Sen çok yaşa kraliçemiz: RuPaul şimdi de bir diziyle karşımızda
Ve RuPaul, yeni Netflix dizisinde tüm ihtişamıyla başrolde: AJ and the Queen
ABD’de 11 sezonu devirdikten sonra bu yıl bir de okyanusun öbür tarafına geçti RuPaul’s Drag Race. Bu katlanarak artan sevginin altında ise dans, müzik, oyunculuk, kostüm, makyaj derken eğlence dünyasının tüm elementlerinin tek tek buluşması var. Bir de tabii, RuPaul’un ana akım medyayı gökkuşağı renklerine boyayan yüce sevgi mesajları… Eğer kendini sevmezsen, başkalarını nasıl sevebilirsin ki?!
Bundan daha güzeli olamaz dediğim anda hep daha güzeli oluyor.
ABD’de yayın yapan LGBTİ+ kanalı Logo TV’de başlayan RuPaul’s Drag Race ful fors VH1’a taşınmış, Emmy’leri kapmış ve ana akımın orta yerine oturmuştu ki ”eyvah, bu kadarıyla yetinemiyoruz” diye, bağımlılıktan ötürü krizlere girdiğimiz bir anda yarışmanın yıldız isimlerinin kapıştığı RuPaul’s Drag Race All Stars önümüze düşüvermişti. Ondan birkaç sezon sonra da yarışmanın İngiltere ayağı geldi; RuPaul’s Drag Race UK. Gidemesek de, göremesek de binlerce hayranla buluştukları RuPaul’s Drag Con’u da ekleyelim. (Düşünsenize drag kültürüne adanmış devasa bir fuar!) Gözümüzün önünde büyüyen RuPaul imparatorluğunu etrafa kalpler saçarak izlerken yeni bir haber daha geldi…
Evet, Logo TV ve VH1 üzerinden yayın yapsa da RuPaul’s Drag Race’i ulaştıran platformlardan biri Netflix oldu. Ben de açıkçası dibe vurduğum bir günün sonunda, Netflix’te peş peşe birkaç sezon halinde görünce düştüm içine. Ve sonra bir daha hiçbir şey eskisi gibi olmadı…
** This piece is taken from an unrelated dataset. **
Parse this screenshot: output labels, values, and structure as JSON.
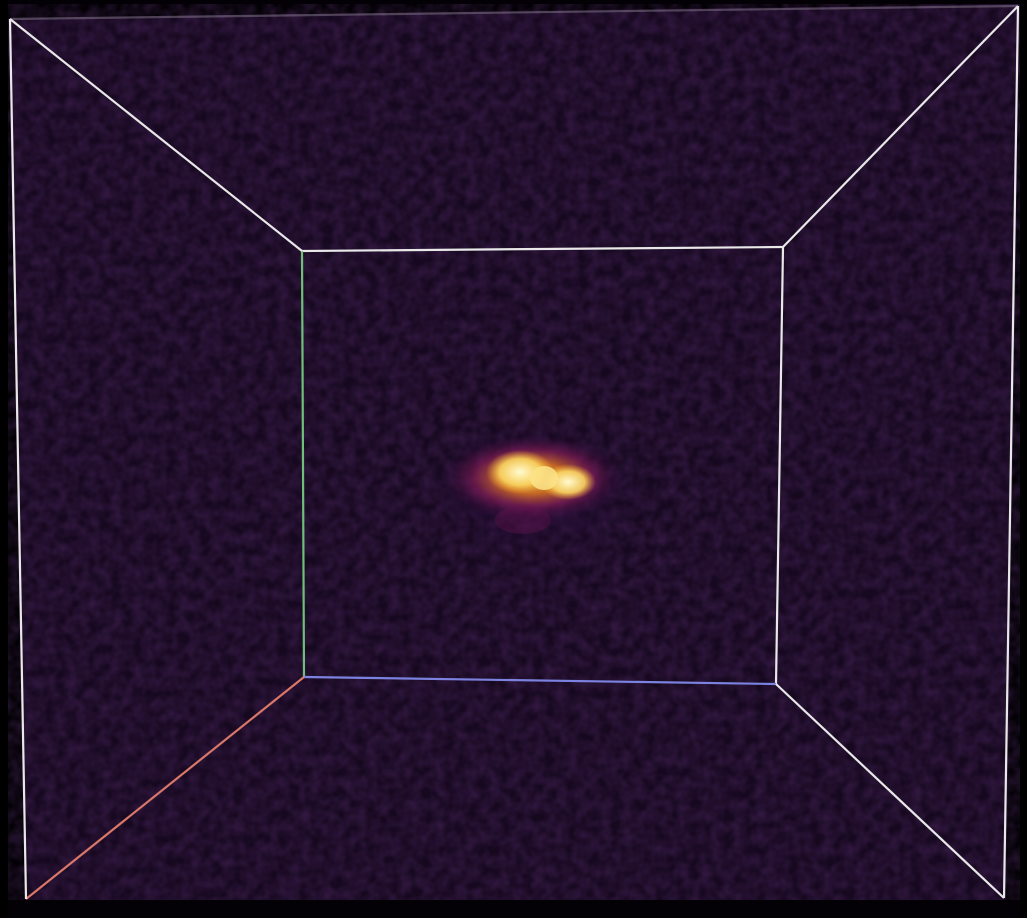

Uzun lafın kısası, Netflix de RuPaul’un cevherinin farkında olmalı ki kendisinin başrolde olduğu yepyeni bir diziyle geliyor: AJ and the Queen.
10 Ocak’ta izleyiciyle buluşacak bu yeni projede RuPaul’umuz Sex and the City’nin arkasındaki dehalardan biri olan Michael Patrick King ile yollarını kesiştiriyor. Hikayenin ise hem eğlenceli hem de kalbe dokunan bir tarafı var. En büyük hayali kendi eğlence kulübünü açmak olan ve bu uğurda yıllarını devirmiş Ruby Red adlı dragqueen’imiz, çok talihsiz bir şekilde yıllarca biriktirdiği parasını hayırsızın tekine kaptırır. Bu büyük düşüşü yetmezmiş gibi karşısına bir de bakmakla sorumlu olduğu 11 yaşındaki AJ çıkar. İkili boydan boya ABD’yi gezmeye başlar; Ruby Red efsane sahne şovlarıyla, kaybettiği parasını yeniden kazanmanın peşine düşer. Yanı başında da A.J. vardır; çaresiz, kimsesiz ve yardıma muhtaç. (Şu an ağlamaya başlıyorum.)
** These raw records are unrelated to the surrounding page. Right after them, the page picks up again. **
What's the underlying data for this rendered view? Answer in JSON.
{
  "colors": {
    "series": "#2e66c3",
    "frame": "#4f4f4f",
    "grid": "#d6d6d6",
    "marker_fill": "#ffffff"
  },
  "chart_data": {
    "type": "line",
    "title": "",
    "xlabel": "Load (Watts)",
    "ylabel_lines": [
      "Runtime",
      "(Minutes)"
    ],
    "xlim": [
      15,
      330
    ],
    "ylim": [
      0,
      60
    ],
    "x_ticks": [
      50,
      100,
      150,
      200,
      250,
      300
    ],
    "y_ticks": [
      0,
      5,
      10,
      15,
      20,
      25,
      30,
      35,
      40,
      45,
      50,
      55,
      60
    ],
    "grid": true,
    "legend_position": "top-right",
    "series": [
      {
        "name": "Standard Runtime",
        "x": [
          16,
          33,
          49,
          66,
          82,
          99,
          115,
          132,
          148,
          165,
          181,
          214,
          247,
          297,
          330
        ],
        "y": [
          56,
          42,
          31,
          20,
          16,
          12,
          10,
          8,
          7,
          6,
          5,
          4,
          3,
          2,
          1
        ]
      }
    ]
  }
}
Bu ikilinin giderek gelişen dostluğunu izlerken Latrice Royale, Pandora Boxx, Trinity Tuck gibi RuPaul hanedanlığının en sevilen dragqueen’leri de karşımıza çıkacak. Fragmanda da gördük.
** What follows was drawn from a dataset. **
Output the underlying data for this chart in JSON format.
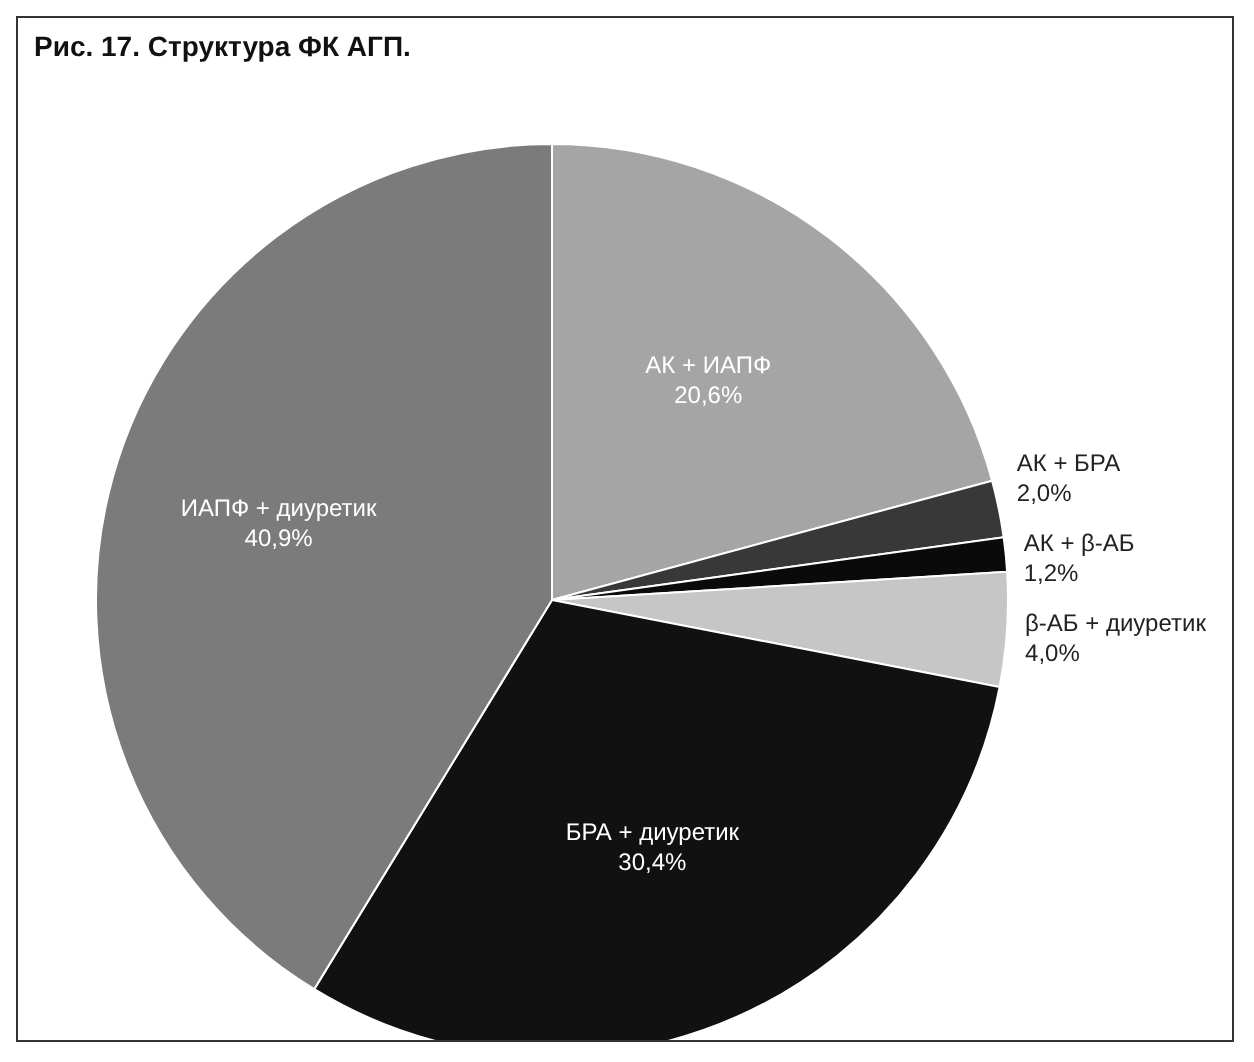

Şu içinde yaşadığımız dünyanın tüm sınırlamalarına, etiketlerine meydan okuyarak eğlence dünyasını dönüştüren, adını kendi gibi ihtişamlı bir şekilde popüler kültür tarihine yazdıran biri RuPaul. Hep derim, dünyayı RuPaul kurtaracak ve şu istikrarlı yükselişine bakılırsa, bir sonraki adımı ABD başkanlığı olabilir!